Quando falamos de investimentos em
renda fixa, é comum darmos prioridade apenas à taxa de rentabilidade oferecida ou se o título possui
liquidez diária. Todavia, poucos se preocupam com o risco do reinvestimento e sequer podem estar atentos à janela de oportunidades aberta em 2026.
Desmistificando o assunto, o estrategista-chefe no BTG Pactual, Álvaro Frasson, explica que o risco do reinvestimento para quem aloca dinheiro na renda fixa se materializa na impossibilidade de reinvestir o dinheiro em condições iguais ou melhores do que as atuais.
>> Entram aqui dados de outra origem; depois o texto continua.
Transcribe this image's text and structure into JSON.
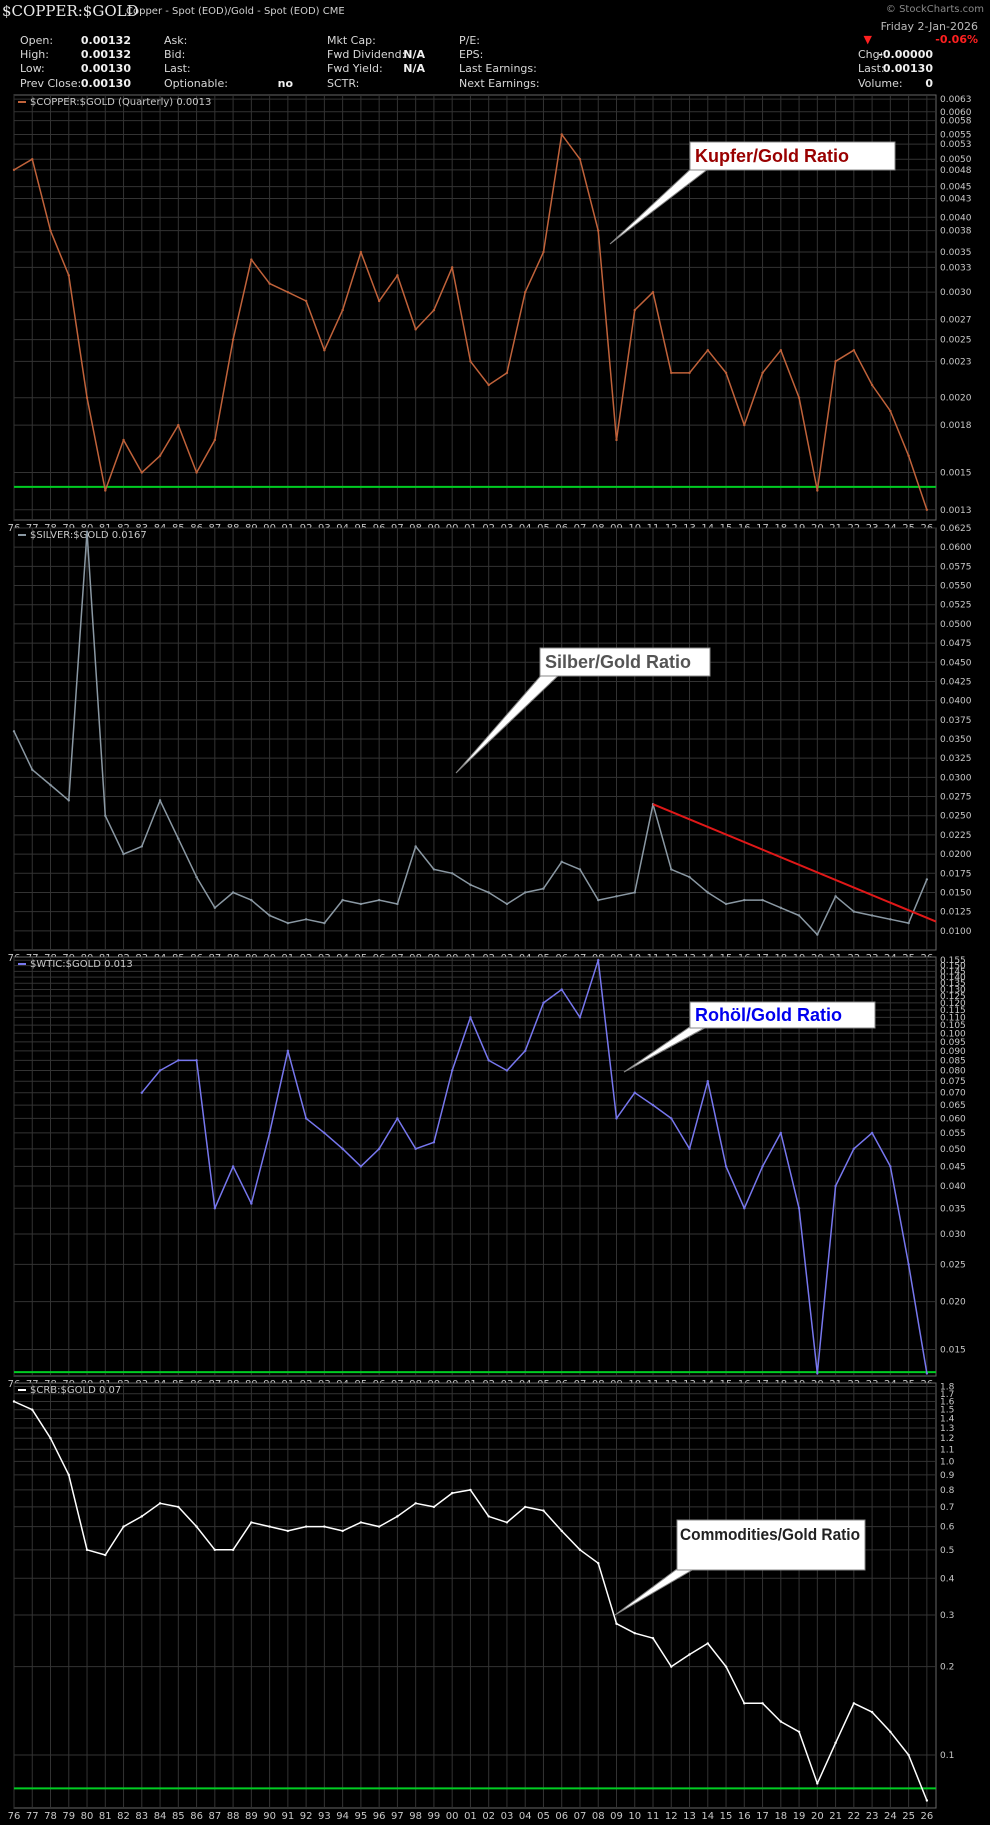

"Por exemplo, quando você adquire um título de renda fixa que paga IPCA+ 7,50% ao ano e, no vencimento, o mercado paga apenas IPCA+ 5,00% ao ano em um investimento similar, não é uma tarefa trivial conseguir manter os ganhos nos níveis anteriores", comenta o especialista.
Logo, se o investidor de renda fixa quiser manter as taxas mais elevadas diante de uma mudança na curva futura de juros, será inevitável sair da zona de conforto, tendo provavelmente de se aventurar fora do
Tesouro Direto e/ou alongar o prazo de vencimento dos títulos.
Daí o investidor mais atento já começa a sacar aonde o BTG Pactual quer chegar, ao levarmos em conta que tanto o Tesouro Direto quanto o mercado de crédito privado oferecem taxas de remuneração historicamente elevadas.
Uma estratégia inteligente pode justamente fazer com que o investidor consiga não só driblar esse risco do desinvestimento como ainda aproveite, por exemplo, o juro real histórico no Tesouro Direto na faixa de IPCA+ 8,50% ao ano ou mesmo os
ganhos de até IPCA+ 14% ao ano em CRAs e CRIs.
Como se posicionar na renda fixa em 2026?
Para Frasson, o Brasil apresenta um cenário arriscado no que diz respeito à capacidade de honrar as contas públicas no futuro, sendo por isso que o mercado exige juros compostos tão generosos, especialmente em vencimentos de médios e longos prazos.
Os juros reais ofertados por um
Tesouro IPCA+ 2032, por exemplo, estão próximos de IPCA+ 8,50%, atingindo os maiores juros reais registrados em mais de 17 anos (sendo comparados aos patamares vistos pela última vez no final de 2008) e bem acima do juro real neutro de 5% ao ano.
"Olhando o formato atual da curva de juros e o cenário econômico, pode parecer contraintuitivo vender um título mais curto antes do vencimento para comprar um papel mais longo. No entanto, a principal vantagem de fazer esse movimento agora é mitigar o risco de reinvestimento. Ou seja, ao se travar em uma taxa elevada, o investidor tem mais benefícios", pondera o especialista do BTG Pactual.
Portanto, ao preterir a venda antecipada de títulos de renda mais curtos por papéis com vencimento mais distantes (no período recomendado entre 4 e 7 anos), se conseguir garantir taxas acima da média histórica por mais tempo, além de oportunidades de ganhos exponenciais na marcação a mercado (quando as taxas caírem e o preço dos títulos se valorizarem).
Dentre as oportunidades mais rentáveis e arriscadas no crédito privado, o banco lista o retorno das
debêntures incentivadas emitidas pela Águas do Rio, sob código de negociação RISL14, cuja taxa indicativa atual é de IPCA+ 12,16% ao ano, retorno nominal equivalente a 19% ao ano, sem a proteção do
FGC (Fundo Garantidor de Crédito).
"Ao se preferir
debêntures incentivadas e
CRAs/CRIs com ratings de crédito elevados de baixo risco, notamos amplo diferencial de retorno ante o Tesouro Direto em 2026. Uma vez que títulos do governo não são isentos de imposto de renda mínimo de 15%, existem oportunidades de crédito privado que exibam maior previsibilidade de fluxo de caixa e demanda inelástica", conclui Frasson.